Wednesday, September 27, 2006

Teens' T-Shirts Make Educators Squirm

Teens' T-Shirts Make Educators Squirm - Washington Post

During winter cold & flu season everybody gets sick, but the pertinent question is who dies? Statistically it is the very young and the very old. Their vulnerability lies in their compromised immune systems. The immune system of babies is underdeveloped, while advanced aging slowly weakens the elderly.

In an educational sense, the population of Black schoolchildren also represents a greater vulnerability that displays itself in academic performance, graduation rates, and reduced pursuit of higher education.

Perhaps we should consider teenage extra-curricular 'expressionism' in school the same way we think about germs and viruses. These seemingly harmless, if not annoying, distractions are not affordable for kids with graduation rates just over 50%, and even less for Black boys whose rates hover near 45%.
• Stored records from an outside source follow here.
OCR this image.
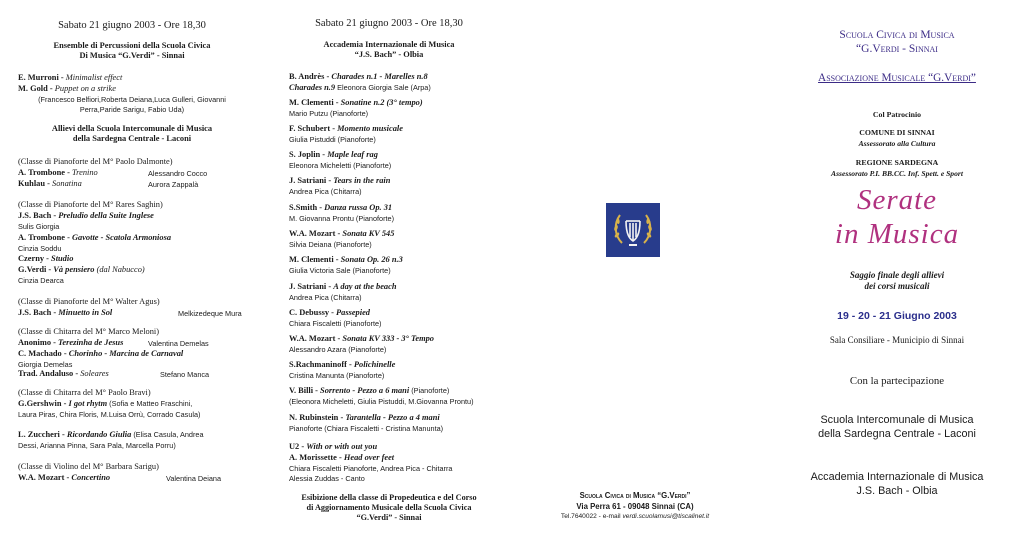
Sabato 21 giugno 2003 - Ore 18,30
Ensemble di Percussioni della Scuola Civica
Di Musica “G.Verdi” - Sinnai
E. Murroni - Minimalist effect
M. Gold - Puppet on a strike
(Francesco Belfiori,Roberta Deiana,Luca Gulleri, Giovanni
Perra,Paride Sarigu, Fabio Uda)
Allievi della Scuola Intercomunale di Musica
della Sardegna Centrale - Laconi
(Classe di Pianoforte del M° Paolo Dalmonte)
A. Trombone - Trenino	Alessandro Cocco
Kuhlau - Sonatina	Aurora Zappalà
(Classe di Pianoforte del M° Rares Saghin)
J.S. Bach - Preludio della Suite Inglese
Sulis Giorgia
A. Trombone - Gavotte - Scatola Armoniosa
Cinzia Soddu
Czerny - Studio
G.Verdi - Và pensiero (dal Nabucco)
Cinzia Dearca
(Classe di Pianoforte del M° Walter Agus)
J.S. Bach - Minuetto in Sol	Melkizedeque Mura
(Classe di Chitarra del M° Marco Meloni)
Anonimo - Terezinha de Jesus	Valentina Demelas
C. Machado - Chorinho - Marcina de Carnaval
Giorgia Demelas
Trad. Andaluso - Soleares	Stefano Manca
(Classe di Chitarra del M° Paolo Bravi)
G.Gershwin - I got rhytm (Sofia e Matteo Fraschini,
Laura Piras, Chira Floris, M.Luisa Orrù, Corrado Casula)
L. Zuccheri - Ricordando Giulia (Elisa Casula, Andrea
Dessi, Arianna Pinna, Sara Pala, Marcella Porru)
(Classe di Violino del M° Barbara Sarigu)
W.A. Mozart - Concertino	Valentina Deiana
Sabato 21 giugno 2003 - Ore 18,30
Accademia Internazionale di Musica
“J.S. Bach” - Olbia
B. Andrès - Charades n.1 - Marelles n.8
Charades n.9 Eleonora Giorgia Sale (Arpa)
M. Clementi - Sonatine n.2 (3° tempo)
Mario Putzu (Pianoforte)
F. Schubert - Momento musicale
Giulia Pistuddi (Pianoforte)
S. Joplin - Maple leaf rag
Eleonora Micheletti (Pianoforte)
J. Satriani - Tears in the rain
Andrea Pica (Chitarra)
S.Smith - Danza russa Op. 31
M. Giovanna Prontu (Pianoforte)
W.A. Mozart - Sonata KV 545
Silvia Deiana (Pianoforte)
M. Clementi - Sonata Op. 26 n.3
Giulia Victoria Sale (Pianoforte)
J. Satriani - A day at the beach
Andrea Pica (Chitarra)
C. Debussy - Passepied
Chiara Fiscaletti (Pianoforte)
W.A. Mozart - Sonata KV 333 - 3° Tempo
Alessandro Azara (Pianoforte)
S.Rachmaninoff - Polichinelle
Cristina Manunta (Pianoforte)
V. Billi - Sorrento - Pezzo a 6 mani (Pianoforte)
(Eleonora Micheletti, Giulia Pistuddi, M.Giovanna Prontu)
N. Rubinstein - Tarantella - Pezzo a 4 mani
Pianoforte (Chiara Fiscaletti - Cristina Manunta)
U2 - With or with out you
A. Morissette - Head over feet
Chiara Fiscaletti Pianoforte, Andrea Pica - Chitarra
Alessia Zuddas - Canto
Esibizione della classe di Propedeutica e del Corso
di Aggiornamento Musicale della Scuola Civica
“G.Verdi” - Sinnai
Scuola Civica di Musica “G.Verdi”
Via Perra 61 - 09048 Sinnai (CA)
Tel.7640022 - e-mail verdi.scuolamusi@tiscalinet.it
Scuola Civica di Musica
“G.Verdi - Sinnai
Associazione Musicale “G.Verdi”
Col Patrocinio
COMUNE DI SINNAI
Assessorato alla Cultura
REGIONE SARDEGNA
Assessorato P.I. BB.CC. Inf. Spett. e Sport
Serate
in Musica
Saggio finale degli allievi
dei corsi musicali
19 - 20 - 21 Giugno 2003
Sala Consiliare - Municipio di Sinnai
Con la partecipazione
Scuola Intercomunale di Musica
della Sardegna Centrale - Laconi
Accademia Internazionale di Musica
J.S. Bach - Olbia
The impact of the greater list of teenage distractions, the proverbial sex, drugs, and rock-n-roll - now Rap/Hip-Hop, by nature, present a myriad of enticing challenges to all youth that is also part of their passage to adulthood. But for too many Black kids, the weight of these distractions, along with other challenges is simply too much, and they fail to make the 'grade'. All of society, beginning and ending with the child, is left with the burden.

So before we give in to the protest of the students who simply, in their words, need to express themselves, we should consider that just as good parents/caregivers protect their vulnerable loved ones from the flu and colds, the same commitment and diligence is due our students.